奈々に淹れて貰ったエスプレッソを飲みながら9代目の最後の言葉の意味を考えていた。
「どっちを選んでも構わないということか。しかしまた違う受け取り方をしたらボンゴレのあり方を分かっていない方を選んでも俺を罰しないとも取れる。」
どうもただの候補者の育成だとは思えない。
「9代目は何を企んでいるんだ?」
リボーンはエスプレッソを飲み干した。
ーーーー
「リボーンが沢田家に着いたと連絡が入った。」
ガナッシュが9代目に知らせた。
「そうか・・・。今日はもう下がって良い。」
「あまり、考え込むなよ。」
9代目を気遣うガナッシュに9代目はそうだねと答えた。
ガナッシュが執務室を退室して9代目は呟いた。
「綱吉さんが失声症だと家光から聞いた時に何故か超直感が綱吉さんと美那さんには何かあると知らせてきた。」
何が起きているのか?そこまでは分からない。
「ワシももう年だ。超直感も錆び付いているのかもしれないね。だからこそ次代のボスを選ばなくてはならない。」
超直感ではツナが継いだ場合、早くに命を落とすだろうと伝えてきて。
しかし美那はボンゴレのあり方が理解出来ないと伝えてきた。
「美那さんが継ぐことになったら『 』をしなくてはいけないね。」
そしてツナが継いだ時のことも考えなくてはならない。
9代目は窓から青空を見上げていた。
ーーーー
リボーンが沢田家に来て数日、ツナと美那の関係がどこかおかしいことに気付いた。
二卵性の双子。世間にはそう通しているがツナと美那には血の繋がりがない。
「どこがどうってわけじゃねえが何かがおかしい。美那がツナを構い倒してるように見える。ツナが失声症だということもあるんだろうが。」
とにかく美那がツナから離れない。
しかしたまには一人になりたい時もある筈。なのに美那はツナに張り付くようにしている。
修行中ツナが怪我をしたら心配する美那。
一方、ツナは震える手をゆっくり出して美那の手を取る。まるで美那に怯えているように。

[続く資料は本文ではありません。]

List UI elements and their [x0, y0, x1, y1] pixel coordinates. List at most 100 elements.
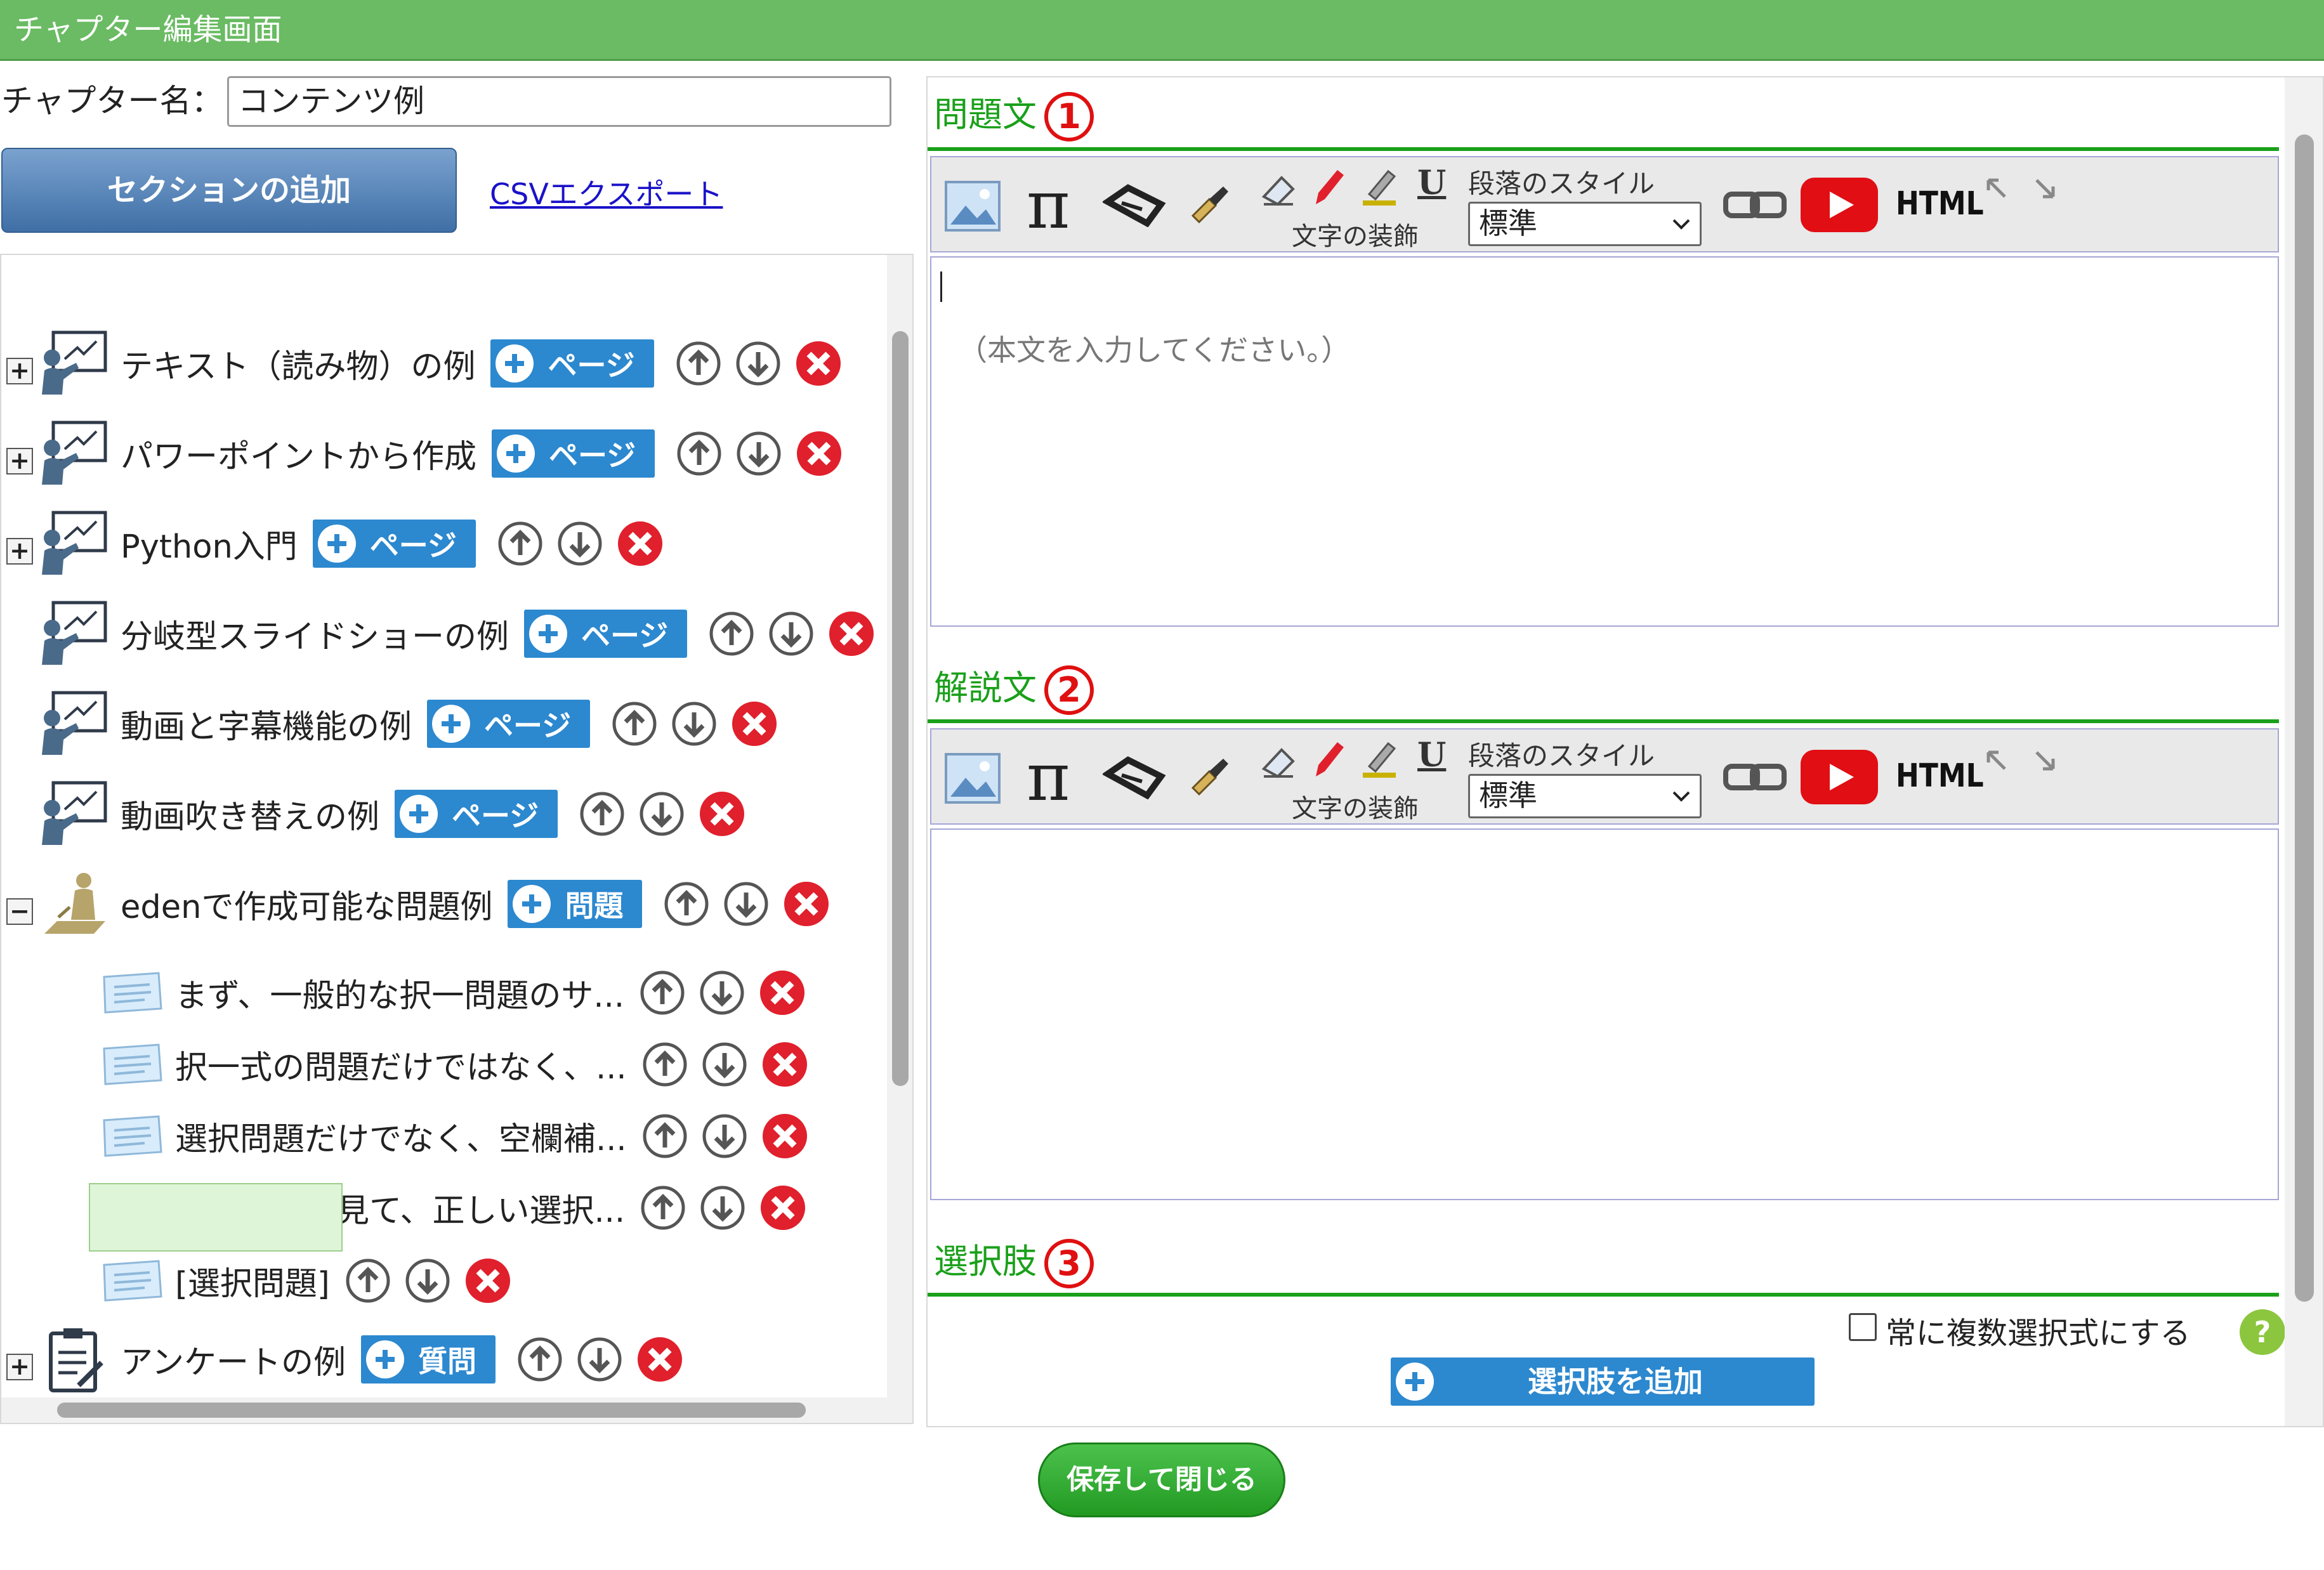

「ママンの話だとツナを心配して学校の休み時間になる度にツナの様子を見に行っているらしいな。」
リボーンはフムと腕組みをした。
「あまり年頃の女にはしたくねぇが読心術を使ってみるか。」
ツナと美那の間に何があるのか?
リボーンは二人が帰宅したらこっそり読心術を使うことにした。